Aunque durante los últimos años festivales internacionales de creatividad se han visto inundados por campañas pro mujer, también es una realidad que la imagen de la mujer todavía no se maneja en este sentido con el cuidado necesario para ser punta de lanza en la visión renovada del género femenino que necesita la economía actual.

Un reporte entregado por la Uni­versidad de Saskatchewan (Canadá), apunta a que al menos el 50 por ciento de los anuncios publici­tados en revistas para mujeres, dan a la imagen femenina una connotación similar a la de un objeto.
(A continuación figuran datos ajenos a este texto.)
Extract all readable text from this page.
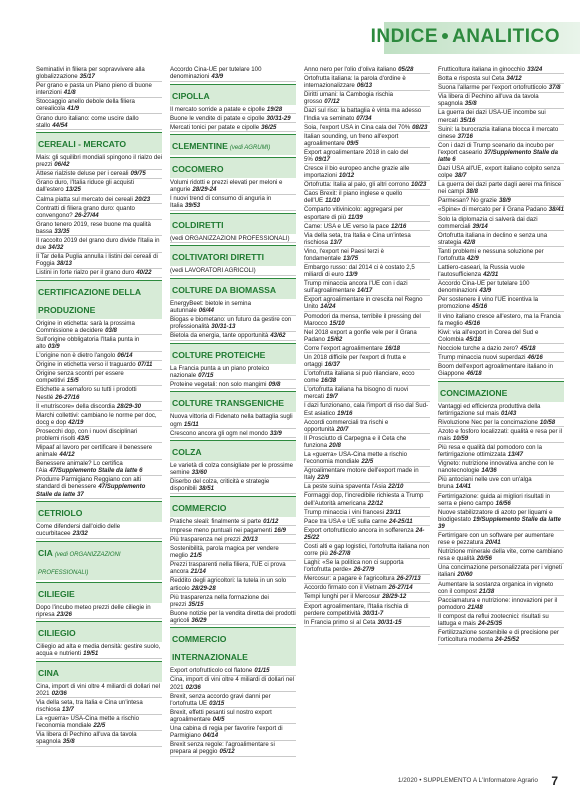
INDICE ANALITICO
Seminativi in filiera per sopravvivere alla globalizzazione 35/17
Per grano e pasta un Piano pieno di buone intenzioni 41/8
Stoccaggio anello debole della filiera cerealicola 41/9
Grano duro italiano: come uscire dallo stallo 44/54
CEREALI - MERCATO
Mais: gli squilibri mondiali spingono il rialzo dei prezzi 06/42
Attese rialziste deluse per i cereali 09/75
Grano duro, l'Italia riduce gli acquisti dall'estero 13/25
Calma piatta sul mercato dei cereali 20/23
Contratti di filiera grano duro: quanto convengono? 26-27/44
Grano tenero 2019, rese buone ma qualità bassa 33/35
Il raccolto 2019 del grano duro divide l'Italia in due 34/32
Il Tar della Puglia annulla i listini dei cereali di Foggia 38/13
Listini in forte rialzo per il grano duro 40/22
CERTIFICAZIONE DELLA PRODUZIONE
Origine in etichetta: sarà la prossima Commissione a decidere 03/8
Sull'origine obbligatoria l'Italia punta in alto 03/9
L'origine non è dietro l'angolo 06/14
Origine in etichetta verso il traguardo 07/11
Origine senza scontri per essere competitivi 15/5
Etichette a semaforo su tutti i prodotti Nestlé 26-27/16
Il «nutriscore» della discordia 28/29-30
Marchi collettivi: cambiano le norme per doc, docg e dop 42/19
Prosecchi dop, con i nuovi disciplinari problemi risolti 43/5
Mipaaf al lavoro per certificare il benessere animale 44/12
Benessere animale? Lo certifica l'Aia 47/Supplemento Stalle da latte 6
Produrre Parmigiano Reggiano con alti standard di benessere 47/Supplemento Stalle da latte 37
CETRIOLO
Come difendersi dall'oidio delle cucurbitacee 23/32
CIA (vedi ORGANIZZAZIONI PROFESSIONALI)
CILIEGIE
Dopo l'incubo meteo prezzi delle ciliegie in ripresa 23/26
CILIEGIO
Ciliegio ad alta e media densità: gestire suolo, acqua e nutrienti 19/51
CINA
Cina, import di vini oltre 4 miliardi di dollari nel 2021 02/36
Via della seta, tra Italia e Cina un'intesa rischiosa 13/7
La «guerra» USA-Cina mette a rischio l'economia mondiale 22/5
Via libera di Pechino all'uva da tavola spagnola 35/8
Accordo Cina-UE per tutelare 100 denominazioni 43/9
CIPOLLA
Il mercato sorride a patate e cipolle 19/28
Buone le vendite di patate e cipolle 30/31-29
Mercati tonici per patate e cipolle 36/25
CLEMENTINE (vedi AGRUMI)
COCOMERO
Volumi ridotti e prezzi elevati per meloni e angurie 28/29-24
I nuovi trend di consumo di anguria in Italia 39/53
COLDIRETTI
(vedi ORGANIZZAZIONI PROFESSIONALI)
COLTIVATORI DIRETTI
(vedi LAVORATORI AGRICOLI)
COLTURE DA BIOMASSA
EnergyBeet: bietole in semina autunnale 06/44
Biogas e biometano: un futuro da gestire con professionalità 30/31-13
Bietola da energia, tante opportunità 43/62
COLTURE PROTEICHE
La Francia punta a un piano proteico nazionale 07/15
Proteine vegetali: non solo mangimi 09/8
COLTURE TRANSGENICHE
Nuova vittoria di Fidenato nella battaglia sugli ogm 15/11
Crescono ancora gli ogm nel mondo 33/9
COLZA
Le varietà di colza consigliate per le prossime semine 33/60
Diserbo del colza, criticità e strategie disponibili 38/51
COMMERCIO
Pratiche sleali: finalmente si parte 01/12
Imprese meno puntuali nei pagamenti 16/9
Più trasparenza nei prezzi 20/13
Sostenibilità, parola magica per vendere meglio 21/5
Prezzi trasparenti nella filiera, l'UE ci prova ancora 21/14
Reddito degli agricoltori: la tutela in un solo articolo 28/29-28
Più trasparenza nella formazione dei prezzi 35/15
Buone notizie per la vendita diretta dei prodotti agricoli 36/29
COMMERCIO INTERNAZIONALE
Export ortofrutticolo col flatone 01/15
Cina, import di vini oltre 4 miliardi di dollari nel 2021 02/36
Brexit, senza accordo gravi danni per l'ortofrutta UE 03/15
Brexit, effetti pesanti sul nostro export agroalimentare 04/5
Una cabina di regia per favorire l'export di Parmigiano 04/14
Brexit senza regole: l'agroalimentare si prepara al peggio 05/12
Anno nero per l'olio d'oliva italiano 05/28
Ortofrutta italiana: la parola d'ordine è internazionalizzare 06/13
Diritti umani: la Cambogia rischia grosso 07/12
Dazi sul riso: la battaglia è vinta ma adesso l'India va seminato 07/34
Soia, l'export USA in Cina cala del 70% 08/23
Italian sounding, un freno all'export agroalimentare 09/5
Export agroalimentare 2018 in calo del 5% 09/17
Cresce il bio europeo anche grazie alle importazioni 10/12
Ortofrutta: Italia al palo, gli altri corrono 10/23
Caos Brexit: il piano inglese e quello dell'UE 11/10
Comparto vitivinicolo: aggregarsi per esportare di più 11/39
Came: USA e UE verso la pace 12/16
Via della seta, tra Italia e Cina un'intesa rischiosa 13/7
Vino, l'export nei Paesi terzi è fondamentale 13/75
Embargo russo: dal 2014 ci è costato 2,5 miliardi di euro 13/9
Trump minaccia ancora l'UE con i dazi sull'agroalimentare 14/17
Export agroalimentare in crescita nel Regno Unito 14/24
Pomodori da mensa, terribile il pressing del Marocco 15/10
Nel 2018 export a gonfie vele per il Grana Padano 15/62
Corre l'export agroalimentare 16/18
Un 2018 difficile per l'export di frutta e ortaggi 16/37
L'ortofrutta italiana si può rilanciare, ecco come 16/38
L'ortofrutta italiana ha bisogno di nuovi mercati 19/7
I dazi funzionano, cala l'import di riso dal Sud-Est asiatico 19/16
Accordi commerciali tra rischi e opportunità 20/7
Il Prosciutto di Carpegna e il Ceta che funziona 20/8
La «guerra» USA-Cina mette a rischio l'economia mondiale 22/5
Agroalimentare motore dell'export made in Italy 22/9
La peste suina spaventa l'Asia 22/10
Formaggi dop, l'incredibile richiesta a Trump dell'Autorità americana 22/12
Trump minaccia i vini francesi 23/11
Pace tra USA e UE sulla carne 24-25/11
Export ortofrutticolo ancora in sofferenza 24-25/22
Costi alti e gap logistici, l'ortofrutta italiana non corre più 26-27/8
Laghi: «Se la politica non ci supporta l'ortofrutta perde» 26-27/9
Mercosur: a pagare è l'agricoltura 26-27/13
Accordo firmato con il Vietnam 26-27/14
Tempi lunghi per il Mercosur 28/29-12
Export agroalimentare, l'Italia rischia di perdere competitività 30/31-7
In Francia primo sì al Ceta 30/31-15
Frutticoltura italiana in ginocchio 33/24
Botta e risposta sul Ceta 34/12
Suona l'allarme per l'export ortofrutticolo 37/8
Via libera di Pechino all'uva da tavola spagnola 35/8
La guerra dei dazi USA-UE incombe sui mercati 35/16
Suini: la burocrazia italiana blocca il mercato cinese 37/16
Con i dazi di Trump scenario da incubo per l'export caseario 37/Supplemento Stalle da latte 6
Dazi USA all'UE, export italiano colpito senza colpe 38/7
La guerra dei dazi parte dagli aerei ma finisce nei campi 38/8
Parmesan? No grazie 38/9
«Spine» di mercato per il Grana Padano 38/41
Solo la diplomazia ci salverà dai dazi commerciali 39/14
Ortofrutta italiana in declino e senza una strategia 42/8
Tanti problemi e nessuna soluzione per l'ortofrutta 42/9
Lattiero-caseari, la Russia vuole l'autosufficienza 42/31
Accordo Cina-UE per tutelare 100 denominazioni 43/9
Per sostenere il vino l'UE incentiva la promozione 45/16
Il vino italiano cresce all'estero, ma la Francia fa meglio 45/16
Kiwi: via all'export in Corea del Sud e Colombia 45/18
Nocciole turche a dazio zero? 45/18
Trump minaccia nuovi superdazi 46/16
Boom dell'export agroalimentare italiano in Giappone 46/18
CONCIMAZIONE
Vantaggi ed efficienza produttiva della fertirrigazione sul mais 01/43
Rivoluzione Nec per la concimazione 10/58
Azoto e fosforo localizzati: qualità e resa per il mais 10/59
Più resa e qualità dal pomodoro con la fertirrigazione ottimizzata 13/47
Vigneto: nutrizione innovativa anche con le nanotecnologie 14/36
Più antociani nelle uve con un'alga bruna 14/41
Fertirrigazione: guida ai migliori risultati in serra e pieno campo 16/56
Nuove stabilizzatore di azoto per liquami e biodigestato 19/Supplemento Stalle da latte 39
Fertirrigare con un software per aumentare rese e pezzatura 20/41
Nutrizione minerale della vite, come cambiano resa e qualità 20/56
Una concimazione personalizzata per i vigneti italiani 20/60
Aumentare la sostanza organica in vigneto con il compost 21/38
Pacciamatura e nutrizione: innovazioni per il pomodoro 21/48
Il compost da reflui zootecnici: risultati su lattuga e mais 24-25/35
Fertilizzazione sostenibile e di precisione per l'orticoltura moderna 24-25/52
1/2020 • SUPPLEMENTO A L'Informatore Agrario 7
Así aunque tres de cada cinco mujeres aseguran que cualquier marca puede ser pro-mujer, el 71 por ciento de las mismas admite que las firmas comerciales deberían ser más responsables en la forma que utilizan su publicidad para promover mensajes positivos referentes a dicho género, según un estudio realizado por She Knows.

El 94 por ciento de las mujeres afirma que usar a la mujer en la publicidad como un “sex-symbol” es dañino para su género. 

La publicidad fue entendida por décadas como un reflejo de la sociedad misma; sin embargo, en tiempos actuales en los que, de acuerdo con el Barómetro de Confianza 2016 publicado por Edelman, el 69 por ciento de las personas confía en que las marcas podrán mantener el equilibrio social y económico en tiempos complicados como el que se vive ahora, incluso por encima de las entidades de gobierno (47 por ciento cuando), la comunicación comercial se convierte en un constructor determinante de los valores sociales.

Redefinir el papel de la mujer dentro de la publicidad no sólo es cuestión de sumarse a una ‘causa social’. Ante los factores sociales, económicos, políticos y culturales poco favorables que hoy caracterizan a la mayoría de los mercados alrededor del mudo, los consumidores tenderán a buscar soluciones que no sólo les permitan satisfacer una necesidad básica o puntual, sino que signifiquen caminos para alcanzar certidumbre mediante la rectificación de los conflictos y divisiones que se viven en diversos terrenos macro.

Asumir con compromiso y desde todos las aristas posibles está responsabilidad que el consumidor cede a las marcas y organizaciones tendrá que ser entendida como una tarea que va más allá de términos de branding o imagen. Se trata de construir un entorno favorable para la generación  y preservación de nuevos negocios.

graficas_genero-01

Cifras de McKinsey Global Institute reveló en 2015, que al cerrar la brecha de género se podría aumentar hasta un 11 por ciento el producto interno bruto (PIB) mundial hacia 2025, mientras que en el caso de America Latina el incremento regional podría ser de 14 por ciento. que si se siguiera el ejemplo de los países del mundo que mejor luchan contra la brecha de género se podría aumentar hasta un 11 por ciento el producto interior bruto globalen el horizonte de 2025.

La integración de más mujeres en puestos de toma de decisiones, la reestructuración de modelos de trabajo que entiendan los diferentes roles que juega una mujer así como la entrega de prestaciones y salarios equitativas son algunas de las principales medidas que las empresas pueden emprender para contribuir a cerrar brechas de género.

No menos importante será cuidar el tratamiento que dan a la imagen de la mujer en sus estrategias de comunicación. Este será el primer paso para establecer verdaderos diálogos sobre el tema con las sociedades den las que operan, lo que podría significar el inicio de una reivindicación el papel de la mujer que antes que llevarla a un plano supremo, simplemente logre el equilibrio entre el géneros que la economía demanda para aumentar su estabilidad.